袁氏從丫鬟手上接過一只瓷瓶,拔開瓶塞笑道“聽說陳夫人常年被頭疾所擾,我近來正好得了一味藥膏,發作進抹于額側可緩頭疾。若陳夫人不嫌棄,還請收下這物,帶回府里頭試試則個。”
聽了這話,陳府母女俱有心緒。一個心生警惕,一個納悶袁氏與自己娘親向來不對付,是眾人皆知的死對頭,卻怎么突然這樣好心。
便于這刻,沃檀湊過去聞了聞“這膏子的主藥,可是蒼耳子”
“是蒼耳子,二姑娘莫不是懂些藥理竟聞得出來。”袁氏佯作好奇。
“那倒不是,只對這蒼耳子的味道比較熟悉罷了。”沃檀面露赧然之色“不怕袁姨見笑,這東西讓我想起老家來。”
陳寶箏目露鄙夷,明顯是對沃檀喊袁氏作姨而十分不齒,但沃檀又豈是喊給她聽的
于陳夫人難看的面色之中,袁氏訝然接嘴問“我記得這蒼耳子好似是泰縣特產,二姑娘難不成是泰縣人”
“正是呢。”沃檀輕聲應道。
而果然在聽到泰縣的字眼時,陳夫人的面色便悚然泛青,外露的骨節都捏得發了白。
一唱一合后,袁氏再度托了那瓷瓶轉向陳夫人“雪音,我近來常常夢見咱們當年的事。遙想當年,咱們老姐妹也曾共賞花同品茗,閨中互伴。雖說后來生了那么些事令你我疏遠多年,但總歸都過去這樣久,也是時候釋懷了。”
陳夫人喉間一緊,半邊身子都煞住之時,袁氏驀然上前拉起她的手,眼里頭有著不難忽視的惻隱“我那時只知怨你恨你,卻未想過你也許有天大的苦處,也許曾遭受過”
話語戛然,袁氏回頭看了看沃檀后,才又繼續對陳夫人道“如今好了,你守得云開見月明,多了個外甥女回來守著,遺憾也便補足了一宗。”
一旁,陳寶箏的目光越發奇怪了,為著袁氏這番古怪的言行,更為著沃檀微微發潮的眼眶。
“袁姨,”沃檀吸了吸鼻子,上前輕輕扯著袁氏的袖邊“姑母與太子妃才來,還要去平宜公主那處走一趟的,咱們莫要耽誤她們了。”

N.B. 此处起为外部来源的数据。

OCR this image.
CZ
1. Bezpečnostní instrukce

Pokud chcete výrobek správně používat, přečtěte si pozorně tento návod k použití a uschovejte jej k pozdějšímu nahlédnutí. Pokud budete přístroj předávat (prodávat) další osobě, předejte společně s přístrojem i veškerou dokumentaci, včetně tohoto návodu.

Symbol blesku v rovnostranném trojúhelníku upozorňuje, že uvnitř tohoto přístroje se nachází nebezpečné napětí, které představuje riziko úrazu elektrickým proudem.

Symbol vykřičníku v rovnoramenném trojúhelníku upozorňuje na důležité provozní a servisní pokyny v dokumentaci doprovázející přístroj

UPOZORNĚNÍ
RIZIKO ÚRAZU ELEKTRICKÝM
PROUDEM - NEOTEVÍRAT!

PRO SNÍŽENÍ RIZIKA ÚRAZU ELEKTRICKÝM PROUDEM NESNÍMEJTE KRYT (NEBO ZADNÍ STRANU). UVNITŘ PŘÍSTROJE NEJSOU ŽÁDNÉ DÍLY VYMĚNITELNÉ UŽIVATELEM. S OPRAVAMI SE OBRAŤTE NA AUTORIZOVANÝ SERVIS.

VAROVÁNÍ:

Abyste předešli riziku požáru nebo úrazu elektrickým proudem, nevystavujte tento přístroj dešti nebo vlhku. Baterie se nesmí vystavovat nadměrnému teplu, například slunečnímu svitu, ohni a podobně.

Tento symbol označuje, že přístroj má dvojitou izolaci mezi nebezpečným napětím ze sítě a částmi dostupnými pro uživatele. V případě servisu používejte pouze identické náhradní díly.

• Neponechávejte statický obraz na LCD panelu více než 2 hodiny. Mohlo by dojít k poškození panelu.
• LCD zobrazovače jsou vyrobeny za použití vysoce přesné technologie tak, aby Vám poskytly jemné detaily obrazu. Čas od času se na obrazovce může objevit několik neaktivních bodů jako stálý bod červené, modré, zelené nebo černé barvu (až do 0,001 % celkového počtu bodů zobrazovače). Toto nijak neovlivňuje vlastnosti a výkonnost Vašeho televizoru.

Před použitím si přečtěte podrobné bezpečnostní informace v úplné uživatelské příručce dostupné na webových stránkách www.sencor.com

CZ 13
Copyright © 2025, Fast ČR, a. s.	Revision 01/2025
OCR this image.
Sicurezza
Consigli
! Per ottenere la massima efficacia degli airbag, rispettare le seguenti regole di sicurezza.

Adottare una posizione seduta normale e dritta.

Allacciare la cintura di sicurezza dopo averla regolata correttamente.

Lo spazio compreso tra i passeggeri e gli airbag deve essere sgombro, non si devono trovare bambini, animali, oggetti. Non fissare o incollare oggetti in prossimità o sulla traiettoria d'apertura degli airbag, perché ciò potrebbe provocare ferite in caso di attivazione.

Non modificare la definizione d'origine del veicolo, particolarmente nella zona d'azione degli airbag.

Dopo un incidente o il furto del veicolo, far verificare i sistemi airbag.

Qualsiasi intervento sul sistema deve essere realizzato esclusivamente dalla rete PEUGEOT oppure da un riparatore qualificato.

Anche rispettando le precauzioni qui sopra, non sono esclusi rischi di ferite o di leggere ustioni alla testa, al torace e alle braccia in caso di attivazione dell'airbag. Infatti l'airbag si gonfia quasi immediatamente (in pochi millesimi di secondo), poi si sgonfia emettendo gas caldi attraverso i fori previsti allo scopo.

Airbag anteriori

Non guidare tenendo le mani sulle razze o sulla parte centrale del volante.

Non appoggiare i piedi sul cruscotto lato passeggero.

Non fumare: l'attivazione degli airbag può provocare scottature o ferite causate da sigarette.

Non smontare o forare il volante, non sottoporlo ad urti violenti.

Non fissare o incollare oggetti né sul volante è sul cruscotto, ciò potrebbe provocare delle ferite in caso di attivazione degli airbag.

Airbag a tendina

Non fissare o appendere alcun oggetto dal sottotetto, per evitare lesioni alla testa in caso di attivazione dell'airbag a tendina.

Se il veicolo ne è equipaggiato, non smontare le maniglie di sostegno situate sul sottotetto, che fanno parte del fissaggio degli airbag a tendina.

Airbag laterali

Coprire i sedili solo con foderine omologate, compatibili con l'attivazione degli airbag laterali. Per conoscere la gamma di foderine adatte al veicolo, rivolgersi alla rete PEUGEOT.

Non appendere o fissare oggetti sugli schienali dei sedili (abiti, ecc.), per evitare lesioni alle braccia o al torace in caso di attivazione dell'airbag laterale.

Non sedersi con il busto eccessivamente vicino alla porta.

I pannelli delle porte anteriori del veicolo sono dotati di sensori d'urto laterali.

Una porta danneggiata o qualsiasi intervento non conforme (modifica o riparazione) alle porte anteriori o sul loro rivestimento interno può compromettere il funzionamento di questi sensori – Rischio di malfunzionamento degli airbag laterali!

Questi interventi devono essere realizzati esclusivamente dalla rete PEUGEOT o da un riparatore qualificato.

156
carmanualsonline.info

在如愿看到陳夫人眼中迸出的陰氣與張惶后,沃檀便與袁氏相伴著離開了。
對于身后如芒在背的視線,沃檀步子邁得很是泰然。
而與袁氏經過方才那場配合,二人間可說是到了心照不宣的地步,有些話已無需說得太明。況這場合,也并不適合深入聊些什么。
“二姑娘是個富貴命,哪怕一時被人奪走,老天爺終也會以旁的方式送還予你。”一腔感慨過后,袁氏又道“九王爺穩健持重,是個極好的歸宿。只是恐怕得防一防蘇國公府那位,她對王爺心存執念多年,一朝這念破了個徹底,就怕要生些什么歪邪心思。”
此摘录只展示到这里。